Horizontal autoscaling
Horizontal autoscaling adds or removes service instances in response to load — typically CPU, memory, or a custom metric like queue depth. In Kubernetes this is the HorizontalPodAutoscaler resource; on AWS it's an Auto Scaling Group. The trade-off vs vertical autoscaling: horizontal scales further but requires the workload to be stateless or session-affine.

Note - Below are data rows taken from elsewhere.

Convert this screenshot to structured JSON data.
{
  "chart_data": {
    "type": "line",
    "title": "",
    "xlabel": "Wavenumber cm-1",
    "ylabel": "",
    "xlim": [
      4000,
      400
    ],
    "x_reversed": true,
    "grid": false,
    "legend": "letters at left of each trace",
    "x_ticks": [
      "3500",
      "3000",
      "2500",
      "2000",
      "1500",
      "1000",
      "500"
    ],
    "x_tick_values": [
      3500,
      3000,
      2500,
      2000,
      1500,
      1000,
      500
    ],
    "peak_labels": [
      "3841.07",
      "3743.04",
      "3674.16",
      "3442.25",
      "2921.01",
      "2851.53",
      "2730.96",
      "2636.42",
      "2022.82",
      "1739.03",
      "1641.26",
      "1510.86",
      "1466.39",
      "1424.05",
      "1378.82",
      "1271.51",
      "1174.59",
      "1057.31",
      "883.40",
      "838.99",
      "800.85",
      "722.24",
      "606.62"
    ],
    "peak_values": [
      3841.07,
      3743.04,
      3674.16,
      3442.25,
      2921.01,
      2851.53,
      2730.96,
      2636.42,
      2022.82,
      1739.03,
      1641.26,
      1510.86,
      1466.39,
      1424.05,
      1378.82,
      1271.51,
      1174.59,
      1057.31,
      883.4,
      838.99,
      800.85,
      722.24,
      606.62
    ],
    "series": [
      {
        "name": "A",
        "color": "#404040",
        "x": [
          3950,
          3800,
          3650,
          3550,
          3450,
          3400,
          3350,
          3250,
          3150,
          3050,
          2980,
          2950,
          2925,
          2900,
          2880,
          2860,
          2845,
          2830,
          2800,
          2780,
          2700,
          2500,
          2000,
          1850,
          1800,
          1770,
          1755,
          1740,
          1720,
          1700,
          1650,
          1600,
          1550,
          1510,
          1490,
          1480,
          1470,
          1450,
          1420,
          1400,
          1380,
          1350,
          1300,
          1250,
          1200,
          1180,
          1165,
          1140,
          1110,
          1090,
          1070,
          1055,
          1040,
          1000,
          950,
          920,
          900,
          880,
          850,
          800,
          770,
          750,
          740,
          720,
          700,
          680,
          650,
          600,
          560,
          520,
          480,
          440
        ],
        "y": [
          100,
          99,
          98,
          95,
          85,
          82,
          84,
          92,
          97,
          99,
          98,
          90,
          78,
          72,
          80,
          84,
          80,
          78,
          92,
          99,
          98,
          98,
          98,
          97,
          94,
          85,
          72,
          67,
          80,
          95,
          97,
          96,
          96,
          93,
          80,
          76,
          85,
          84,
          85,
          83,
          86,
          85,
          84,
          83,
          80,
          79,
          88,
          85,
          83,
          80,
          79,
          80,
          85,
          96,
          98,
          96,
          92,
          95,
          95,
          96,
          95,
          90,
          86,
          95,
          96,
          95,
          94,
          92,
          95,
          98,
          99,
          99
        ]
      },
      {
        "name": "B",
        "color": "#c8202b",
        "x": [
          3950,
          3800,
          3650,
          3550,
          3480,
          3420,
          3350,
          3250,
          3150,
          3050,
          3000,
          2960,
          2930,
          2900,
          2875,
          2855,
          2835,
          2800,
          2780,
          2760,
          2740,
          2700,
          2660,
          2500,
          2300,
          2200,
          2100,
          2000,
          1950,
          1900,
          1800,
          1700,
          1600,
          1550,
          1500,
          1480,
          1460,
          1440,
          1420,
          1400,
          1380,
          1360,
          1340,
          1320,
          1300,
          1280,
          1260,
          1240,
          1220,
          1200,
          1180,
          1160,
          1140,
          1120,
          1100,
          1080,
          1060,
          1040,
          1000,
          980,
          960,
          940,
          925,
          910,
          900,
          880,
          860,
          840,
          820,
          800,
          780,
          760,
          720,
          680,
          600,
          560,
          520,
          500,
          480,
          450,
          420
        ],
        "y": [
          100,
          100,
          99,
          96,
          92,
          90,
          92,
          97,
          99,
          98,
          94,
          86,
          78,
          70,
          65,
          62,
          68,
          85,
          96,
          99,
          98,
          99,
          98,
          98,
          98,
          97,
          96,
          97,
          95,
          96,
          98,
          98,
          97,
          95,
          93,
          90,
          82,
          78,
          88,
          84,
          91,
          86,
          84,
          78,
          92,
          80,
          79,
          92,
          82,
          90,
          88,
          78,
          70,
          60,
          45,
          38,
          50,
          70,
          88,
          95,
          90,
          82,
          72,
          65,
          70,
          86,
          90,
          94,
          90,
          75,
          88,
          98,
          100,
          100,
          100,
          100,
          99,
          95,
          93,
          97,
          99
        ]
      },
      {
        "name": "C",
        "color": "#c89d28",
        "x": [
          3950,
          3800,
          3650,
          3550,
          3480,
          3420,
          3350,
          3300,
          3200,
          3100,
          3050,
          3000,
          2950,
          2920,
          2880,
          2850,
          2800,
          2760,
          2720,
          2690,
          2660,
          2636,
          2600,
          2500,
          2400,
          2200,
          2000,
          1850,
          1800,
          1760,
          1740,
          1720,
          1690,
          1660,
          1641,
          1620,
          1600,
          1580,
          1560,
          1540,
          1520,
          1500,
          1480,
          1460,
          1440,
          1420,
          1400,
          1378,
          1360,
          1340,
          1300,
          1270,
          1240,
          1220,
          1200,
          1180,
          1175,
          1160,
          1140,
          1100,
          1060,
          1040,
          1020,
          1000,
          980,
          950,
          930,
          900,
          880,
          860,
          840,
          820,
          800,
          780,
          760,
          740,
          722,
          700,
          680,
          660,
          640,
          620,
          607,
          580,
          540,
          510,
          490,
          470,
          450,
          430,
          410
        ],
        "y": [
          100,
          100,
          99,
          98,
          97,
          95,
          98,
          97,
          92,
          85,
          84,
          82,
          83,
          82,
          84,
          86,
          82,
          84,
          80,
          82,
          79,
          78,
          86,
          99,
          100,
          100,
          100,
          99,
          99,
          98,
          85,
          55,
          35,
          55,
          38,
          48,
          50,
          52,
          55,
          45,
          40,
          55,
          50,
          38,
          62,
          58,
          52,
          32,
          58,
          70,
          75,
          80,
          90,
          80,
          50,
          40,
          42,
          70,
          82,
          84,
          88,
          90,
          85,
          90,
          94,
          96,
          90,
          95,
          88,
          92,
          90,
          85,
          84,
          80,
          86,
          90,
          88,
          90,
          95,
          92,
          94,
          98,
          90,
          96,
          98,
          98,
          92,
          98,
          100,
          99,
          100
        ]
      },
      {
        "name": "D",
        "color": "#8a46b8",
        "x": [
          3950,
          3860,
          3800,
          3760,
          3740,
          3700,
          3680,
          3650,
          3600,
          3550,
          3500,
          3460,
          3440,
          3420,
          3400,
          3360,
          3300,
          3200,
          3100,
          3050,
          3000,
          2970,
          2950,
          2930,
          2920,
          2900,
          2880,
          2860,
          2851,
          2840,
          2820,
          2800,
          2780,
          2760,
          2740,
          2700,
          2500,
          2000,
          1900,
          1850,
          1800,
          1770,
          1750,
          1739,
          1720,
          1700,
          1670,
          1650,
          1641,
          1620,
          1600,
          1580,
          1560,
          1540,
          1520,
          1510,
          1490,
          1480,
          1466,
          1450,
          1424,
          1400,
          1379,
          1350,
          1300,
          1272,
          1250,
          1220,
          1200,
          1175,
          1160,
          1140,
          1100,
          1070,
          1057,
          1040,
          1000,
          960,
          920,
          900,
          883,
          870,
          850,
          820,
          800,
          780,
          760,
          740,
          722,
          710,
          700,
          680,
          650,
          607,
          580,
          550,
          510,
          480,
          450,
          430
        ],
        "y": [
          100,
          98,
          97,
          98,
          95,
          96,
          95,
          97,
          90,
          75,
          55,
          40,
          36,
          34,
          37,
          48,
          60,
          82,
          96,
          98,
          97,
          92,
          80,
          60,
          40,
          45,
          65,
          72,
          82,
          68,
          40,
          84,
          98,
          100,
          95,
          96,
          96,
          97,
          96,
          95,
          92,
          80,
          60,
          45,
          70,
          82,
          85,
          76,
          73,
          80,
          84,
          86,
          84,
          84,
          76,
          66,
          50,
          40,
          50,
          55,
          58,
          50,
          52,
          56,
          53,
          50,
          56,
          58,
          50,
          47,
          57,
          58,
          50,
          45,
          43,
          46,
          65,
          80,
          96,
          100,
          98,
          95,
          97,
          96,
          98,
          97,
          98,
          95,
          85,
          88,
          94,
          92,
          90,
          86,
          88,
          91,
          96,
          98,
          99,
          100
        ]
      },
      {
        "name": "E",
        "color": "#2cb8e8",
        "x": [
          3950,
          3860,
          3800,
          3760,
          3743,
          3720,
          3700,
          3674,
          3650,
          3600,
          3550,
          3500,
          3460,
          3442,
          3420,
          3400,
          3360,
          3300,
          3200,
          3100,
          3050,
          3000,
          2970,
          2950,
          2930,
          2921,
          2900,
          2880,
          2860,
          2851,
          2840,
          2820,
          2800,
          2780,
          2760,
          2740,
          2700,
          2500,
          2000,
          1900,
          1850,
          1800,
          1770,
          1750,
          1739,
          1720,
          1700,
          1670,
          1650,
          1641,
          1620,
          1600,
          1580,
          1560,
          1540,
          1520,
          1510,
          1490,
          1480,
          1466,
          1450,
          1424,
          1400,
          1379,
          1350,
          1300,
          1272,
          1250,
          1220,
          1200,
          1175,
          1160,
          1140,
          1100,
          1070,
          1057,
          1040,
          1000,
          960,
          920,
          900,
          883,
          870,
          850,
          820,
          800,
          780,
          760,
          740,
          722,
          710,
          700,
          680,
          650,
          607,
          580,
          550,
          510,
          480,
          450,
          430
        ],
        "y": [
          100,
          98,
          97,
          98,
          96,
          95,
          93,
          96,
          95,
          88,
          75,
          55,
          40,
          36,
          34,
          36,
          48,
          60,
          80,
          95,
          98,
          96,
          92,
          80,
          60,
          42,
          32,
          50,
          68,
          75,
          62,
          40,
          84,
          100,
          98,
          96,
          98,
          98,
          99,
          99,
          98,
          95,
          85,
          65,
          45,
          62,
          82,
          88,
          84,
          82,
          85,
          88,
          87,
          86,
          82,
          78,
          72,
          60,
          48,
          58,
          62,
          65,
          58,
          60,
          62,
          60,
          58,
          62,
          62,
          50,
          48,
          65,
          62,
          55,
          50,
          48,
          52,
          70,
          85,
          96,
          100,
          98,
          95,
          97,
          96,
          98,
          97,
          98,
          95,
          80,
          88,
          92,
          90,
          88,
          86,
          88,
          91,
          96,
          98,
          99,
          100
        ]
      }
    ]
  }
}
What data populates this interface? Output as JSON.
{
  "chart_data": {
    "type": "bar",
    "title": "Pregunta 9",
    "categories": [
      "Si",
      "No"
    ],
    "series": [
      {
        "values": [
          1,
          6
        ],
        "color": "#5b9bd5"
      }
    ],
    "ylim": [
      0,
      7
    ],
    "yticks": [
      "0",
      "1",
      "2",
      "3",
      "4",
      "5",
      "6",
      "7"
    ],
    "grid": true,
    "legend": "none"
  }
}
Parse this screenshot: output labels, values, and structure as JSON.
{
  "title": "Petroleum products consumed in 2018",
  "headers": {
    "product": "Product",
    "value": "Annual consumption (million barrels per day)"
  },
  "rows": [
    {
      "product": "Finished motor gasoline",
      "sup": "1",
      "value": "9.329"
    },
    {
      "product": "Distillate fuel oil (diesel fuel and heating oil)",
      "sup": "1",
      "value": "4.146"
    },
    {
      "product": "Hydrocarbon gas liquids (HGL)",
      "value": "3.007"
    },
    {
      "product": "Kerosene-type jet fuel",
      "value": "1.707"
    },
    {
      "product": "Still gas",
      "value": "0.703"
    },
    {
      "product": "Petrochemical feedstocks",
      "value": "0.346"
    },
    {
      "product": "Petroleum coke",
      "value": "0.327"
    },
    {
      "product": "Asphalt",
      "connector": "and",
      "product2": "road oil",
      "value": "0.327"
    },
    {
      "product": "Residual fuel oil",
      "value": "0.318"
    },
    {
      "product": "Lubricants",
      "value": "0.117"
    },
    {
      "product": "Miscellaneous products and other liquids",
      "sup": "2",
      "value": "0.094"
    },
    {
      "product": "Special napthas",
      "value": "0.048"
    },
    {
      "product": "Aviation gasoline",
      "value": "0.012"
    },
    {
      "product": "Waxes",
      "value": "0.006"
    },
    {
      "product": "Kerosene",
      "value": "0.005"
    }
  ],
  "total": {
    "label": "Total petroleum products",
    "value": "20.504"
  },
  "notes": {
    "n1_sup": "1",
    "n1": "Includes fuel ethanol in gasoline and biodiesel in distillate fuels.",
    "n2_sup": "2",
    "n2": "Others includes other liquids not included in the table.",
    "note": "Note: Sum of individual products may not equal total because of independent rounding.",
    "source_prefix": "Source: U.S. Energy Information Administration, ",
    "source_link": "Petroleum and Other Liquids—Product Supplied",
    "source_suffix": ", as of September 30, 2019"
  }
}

Horizontal autoscaling works when the bottleneck is parallelisable: more web servers handle more requests, more workers drain a queue faster. It fails when the bottleneck is centralised — adding web servers doesn't help if the database is the constraint. Healthy autoscaling configuration: scale up fast (within 1-2 minutes of saturation) to handle traffic spikes; scale down slowly (over 10-15 minutes) to avoid thrashing on noisy signals; pin a minimum floor that absorbs base traffic without cold-start latency; pin a maximum ceiling that protects downstream dependencies from sudden 10x load. The pessimistic scaling configurations win in production; the aggressive ones look efficient on paper and explode on incident day.
Related terms
- Vertical autoscaling
Vertical autoscaling resizes an existing instance — adding CPU, memory, or storage — rather than adding more instances.
- Saturation
Saturation is the measure of how full the most-constrained resource of a system is — CPU, memory, IOPS, network bandwidth, queue depth, file descriptors.
- Rate limiting
Rate limiting caps the number of requests a client can make to a service within a defined window — typically expressed as 'N requests per second' or 'N requests per minute per API key'.